L’Afrique au-delà du miroir

“L’immagine che i media danno dell’Africa non corrisponde in nessuno modo alla realtà. Mira soprattutto a fare vergognare ogni nero della sua memoria e della sua identità. Non è accettabile e la presa di parola è un imperativo morale per tutti quelli che hanno la possibilità di farsi sentire.
I testi riuniti in questo lavoro sono nati dal desiderio di dire, in quanto intellettuale africano, la mia parte di verità. Oltre agli omaggi allo Sceicco Anta Diop e Mongo Beti, sono qui riuniti diversi argomenti: dal dilemma dello scrittore intrappolato tra due lingue, al naufragio del Joola in Senegal, ai nuovi flussi migratori verso l’Europa fino alle sfide culturali della globalizzazione.

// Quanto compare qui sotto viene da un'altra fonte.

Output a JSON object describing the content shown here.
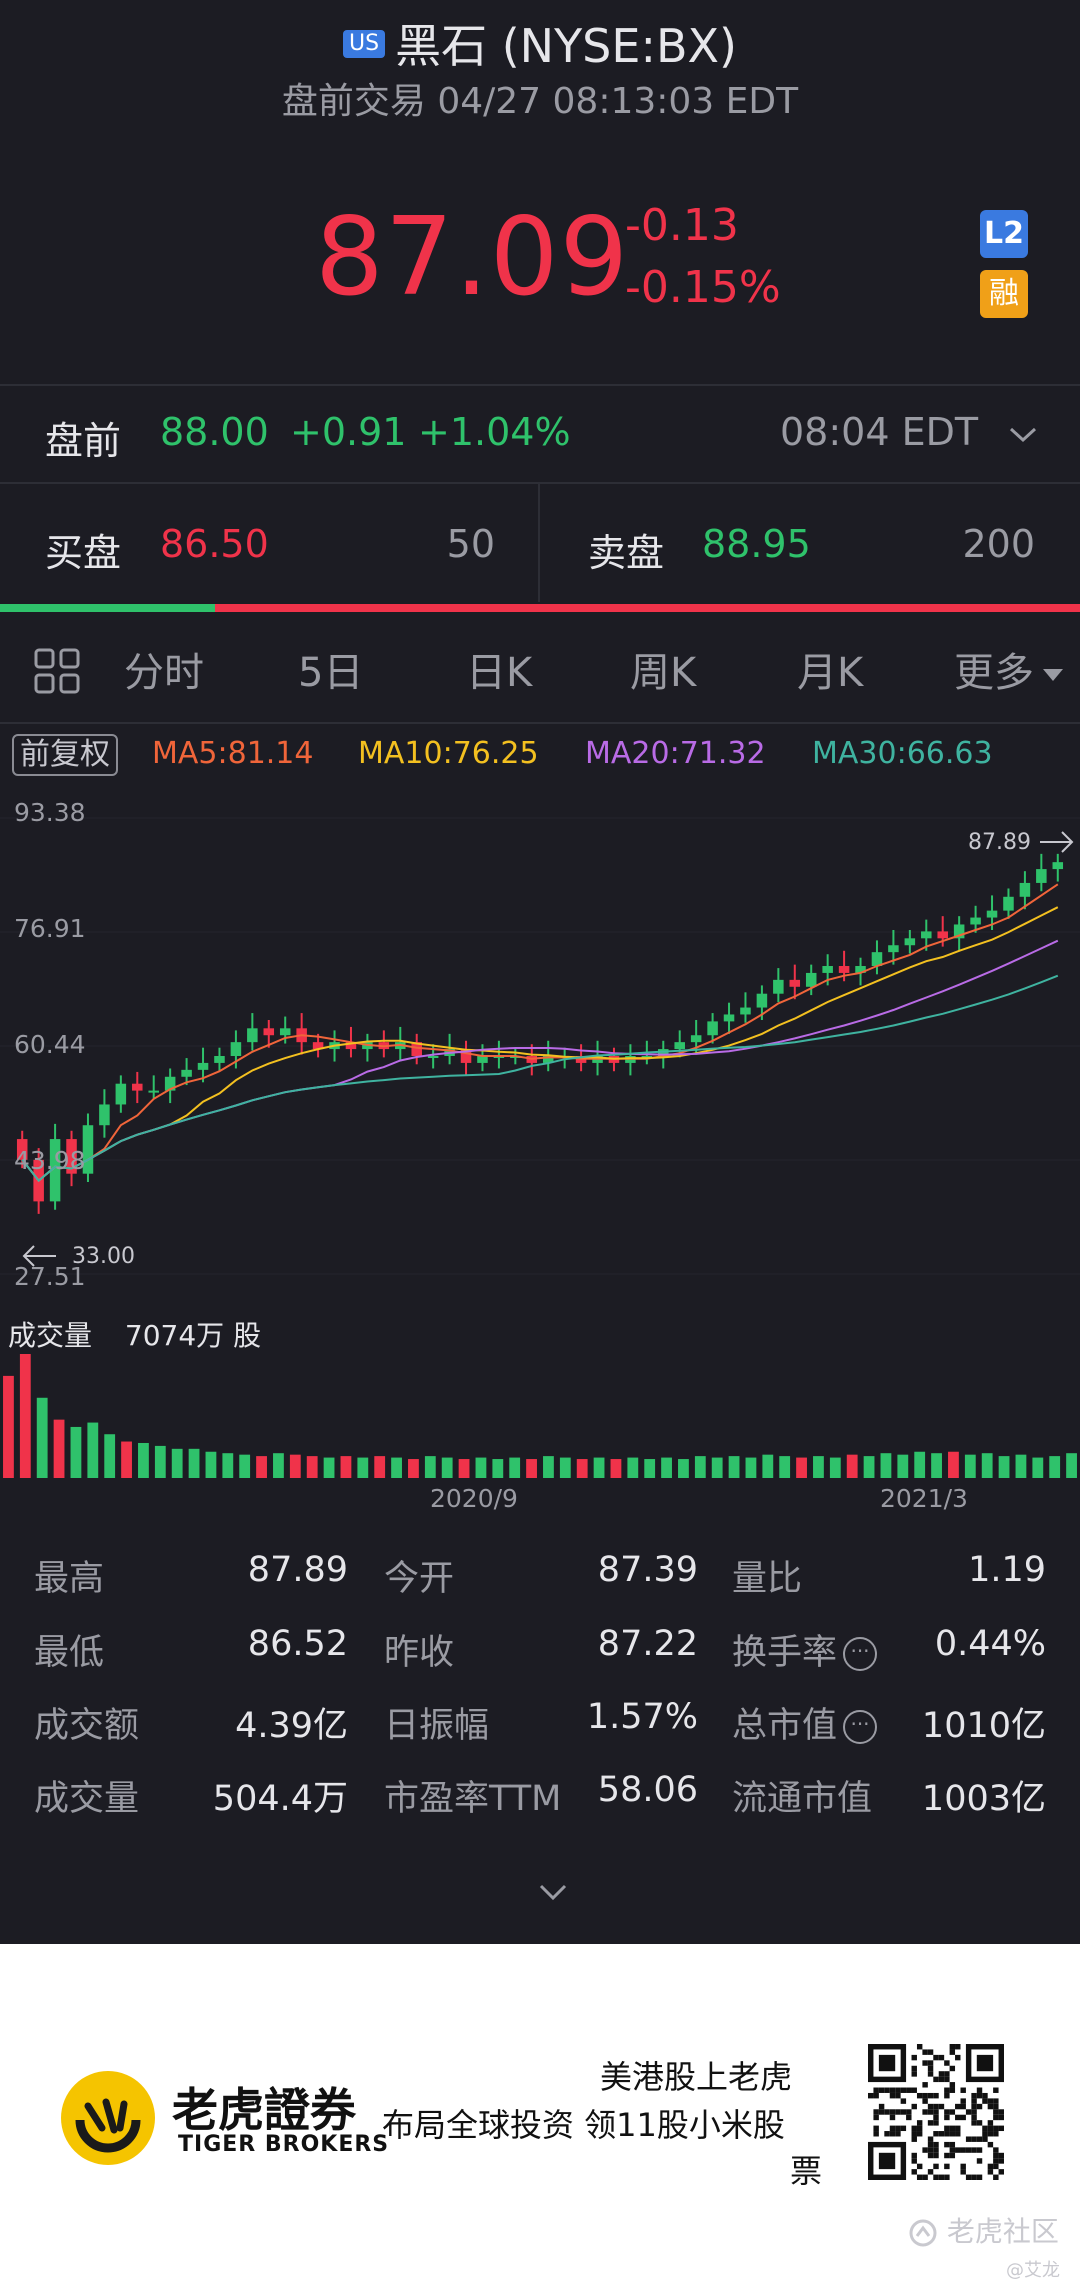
{
  "header": {
    "market_badge": "US",
    "title": "黑石 (NYSE:BX)",
    "subtitle": "盘前交易 04/27 08:13:03 EDT"
  },
  "quote": {
    "price": "87.09",
    "change": "-0.13",
    "change_pct": "-0.15%",
    "badge_l2": "L2",
    "badge_margin": "融"
  },
  "premarket": {
    "label": "盘前",
    "price": "88.00",
    "change": "+0.91",
    "change_pct": "+1.04%",
    "time": "08:04 EDT"
  },
  "orderbook": {
    "bid_label": "买盘",
    "bid_price": "86.50",
    "bid_size": "50",
    "ask_label": "卖盘",
    "ask_price": "88.95",
    "ask_size": "200",
    "bid_ratio": 0.2
  },
  "tabs": [
    "分时",
    "5日",
    "日K",
    "周K",
    "月K",
    "更多"
  ],
  "active_tab": "周K",
  "indicators": {
    "adjust": "前复权",
    "ma5": "MA5:81.14",
    "ma10": "MA10:76.25",
    "ma20": "MA20:71.32",
    "ma30": "MA30:66.63"
  },
  "colors": {
    "up": "#2fc26b",
    "down": "#f0334a",
    "ma5": "#f0653a",
    "ma10": "#f3c020",
    "ma20": "#b96be6",
    "ma30": "#3fb3a0",
    "accent": "#f3c020"
  },
  "chart_data": {
    "type": "candlestick",
    "y_ticks": [
      "93.38",
      "76.91",
      "60.44",
      "43.98",
      "27.51"
    ],
    "ylim": [
      27.51,
      93.38
    ],
    "high_marker": "87.89",
    "low_marker": "33.00",
    "x_ticks": [
      "2020/9",
      "2021/3"
    ],
    "closes": [
      44,
      38,
      47,
      42,
      49,
      52,
      55,
      54,
      54,
      56,
      57,
      58,
      59,
      61,
      63,
      62,
      63,
      61,
      60,
      61,
      60,
      61,
      60,
      61,
      59,
      59,
      60,
      58,
      59,
      59,
      59,
      58,
      59,
      59,
      58,
      59,
      58,
      59,
      59,
      60,
      61,
      62,
      64,
      65,
      66,
      68,
      70,
      69,
      71,
      72,
      71,
      72,
      74,
      75,
      76,
      77,
      76,
      78,
      79,
      80,
      82,
      84,
      86,
      87
    ],
    "volume_label": "成交量",
    "volume_value": "7074万 股",
    "volumes": [
      70,
      85,
      55,
      40,
      35,
      38,
      30,
      25,
      24,
      22,
      20,
      20,
      18,
      17,
      16,
      15,
      17,
      16,
      15,
      14,
      15,
      14,
      15,
      14,
      13,
      15,
      14,
      13,
      14,
      13,
      14,
      13,
      15,
      14,
      13,
      14,
      13,
      14,
      13,
      14,
      13,
      15,
      14,
      15,
      14,
      16,
      15,
      14,
      15,
      14,
      16,
      15,
      17,
      16,
      18,
      17,
      18,
      16,
      17,
      15,
      16,
      14,
      15,
      17
    ]
  },
  "stats": [
    {
      "label": "最高",
      "value": "87.89"
    },
    {
      "label": "今开",
      "value": "87.39"
    },
    {
      "label": "量比",
      "value": "1.19"
    },
    {
      "label": "最低",
      "value": "86.52"
    },
    {
      "label": "昨收",
      "value": "87.22"
    },
    {
      "label": "换手率",
      "value": "0.44%"
    },
    {
      "label": "成交额",
      "value": "4.39亿"
    },
    {
      "label": "日振幅",
      "value": "1.57%"
    },
    {
      "label": "总市值",
      "value": "1010亿"
    },
    {
      "label": "成交量",
      "value": "504.4万"
    },
    {
      "label": "市盈率TTM",
      "value": "58.06"
    },
    {
      "label": "流通市值",
      "value": "1003亿"
    }
  ],
  "footer": {
    "brand_cn": "老虎證券",
    "brand_en": "TIGER BROKERS",
    "slogan1": "美港股上老虎",
    "slogan2": "布局全球投资 领11股小米股",
    "slogan3": "票",
    "watermark": "老虎社区",
    "author": "@艾龙"
  }
}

Un’attenzione particolare è rivolta al genocidio dei Tutsi del Ruanda, che troppi cercano ancora di negare. Ho messo l’accento sull’implicazione dello stato francese perché la sua responsabilità in questa tragedia, via Francesco Mitterrand, è tanto evidente – i fatti non mancano per dimostrarlo – quanto mal conosciuta o accettata.
Proiettare lo sguardo al di là dello specchio, vuol dire provare a mostrare quali menzogne si nascondono sotto tanti di quei luoghi comuni pronunciati a proposito dell’Africa. E’ il tentativo di accendere un campanello d’allarme affinché si possa vedere con chiarezza quale inquietante progetto politico si profila dietro la negrofobia dominante”.